Dalam konteks tersebut, Purbaya menyebut langkah awal berupa pengkajian terhadap seluruh standar dan kebijakan akuntansi. Pemerintah, lanjutnya, juga akan menetapkan mekanisme mengenai pengungkapan informasi kinerja pemerintah.

Dari penjelasan yang disampaikan, fokus perbaikan tidak hanya menyentuh aspek pencatatan dan pelaporan, tetapi juga menyangkut cara data digunakan dalam proses belanja. Pemerintah juga mendorong pembenahan terkait ketentuan perhitungan dan keselarasan penetapan titik serah dalam penyaluran yang berhubungan dengan belanja subsidi dan kompensasi.

Komitmen tindak lanjut atas 11 temuan tersebut, menurut Purbaya, diarahkan untuk memperbaiki kualitas pengelolaan keuangan negara.
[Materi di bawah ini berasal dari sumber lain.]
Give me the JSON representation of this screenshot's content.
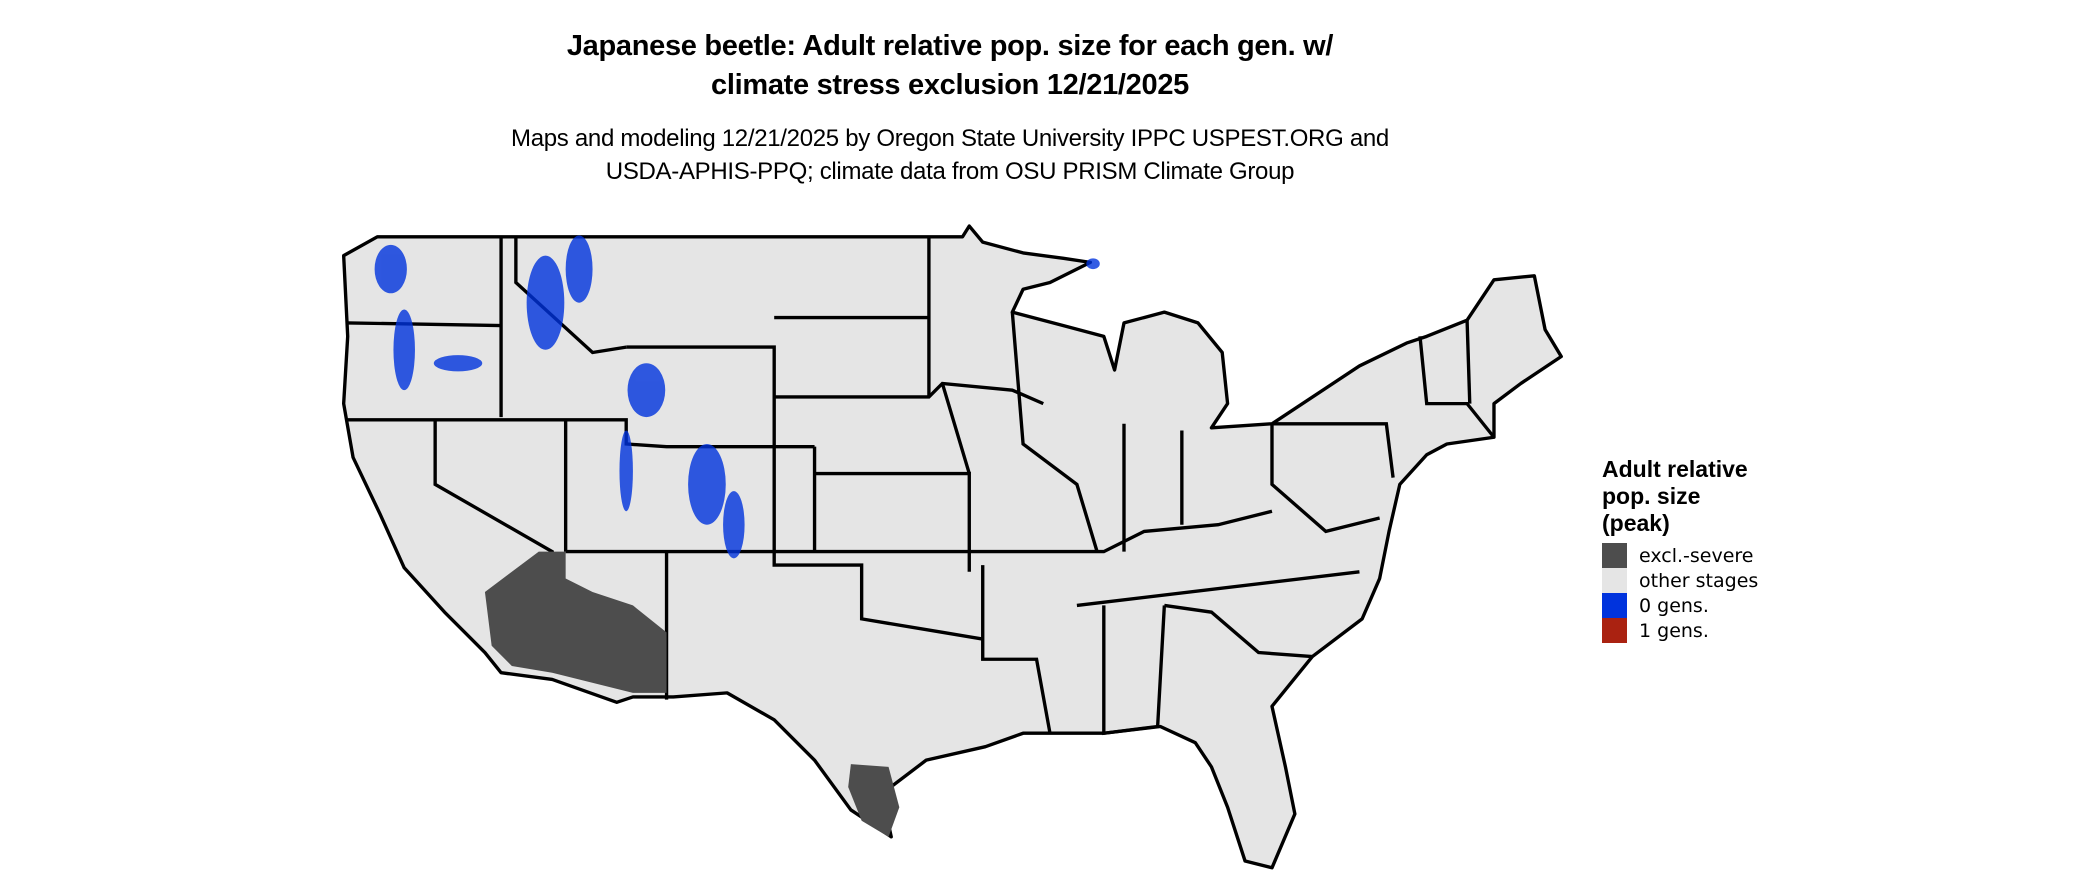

Dengan langkah pengkajian standar dan kebijakan akuntansi serta penetapan mekanisme pengungkapan informasi kinerja, pemerintah diharapkan dapat merapikan cara penyajian informasi dan penerapan ketentuan dalam pengelolaan anggaran.

Rangkaian sorotan BPK yang disebut Purbaya mencakup penyajian informasi kinerja dalam catatan laporan keuangan, pemanfaatan DTSEN sebagai rujukan utama belanja, hingga persoalan kriteria, tata cara perhitungan volume penyaluran BBM untuk belanja kompensasi, serta ketidakselarasan titik serah volume penyaluran JBT minyak solar pada belanja subsidi dan kompensasi.

Melalui tindak lanjut tersebut, pemerintah menempatkan perbaikan pengelolaan LKPP 2025 sebagai bagian dari proses peningkatan kualitas pelaporan keuangan negara. Pernyataan Purbaya di forum DPR menjadi penegasan bahwa temuan BPK akan ditangani untuk memastikan tata kelola yang lebih baik pada periode berikutnya.

Purbaya menilai, temuan-temuan yang disampaikan BPK tersebut bukan sekadar catatan pemeriksaan, melainkan dasar untuk memperjelas bagaimana informasi kinerja disusun dan diungkap dalam catatan atas laporan. Pemerintah, menurut penjelasannya, akan memastikan substansi penyajian dan pengungkapan berjalan sesuai standar yang semestinya digunakan dalam pelaporan keuangan.

Selain itu, pemerintah juga akan menata kembali cara pemanfaatan data rujukan dalam proses perumusan dan penetapan belanja. Penekanan diarahkan agar sumber data seperti DTSEN dapat benar-benar diposisikan sebagai rujukan utama, sehingga pengambilan keputusan pengelolaan anggaran menjadi lebih konsisten dan dapat dipertanggungjawabkan.

Dalam bagian lain yang menjadi sorotan, Purbaya menegaskan perlunya perapian ketentuan teknis terkait pengaturan volume penyaluran BBM untuk belanja kompensasi, sekaligus memastikan adanya keselarasan pada penetapan titik serah untuk JBT minyak solar di belanja subsidi dan kompensasi. Upaya penataan ini dimaksudkan agar pelaksanaan kebijakan tidak menimbulkan ketidaksesuaian dalam penerapan aturan di tingkat penyaluran.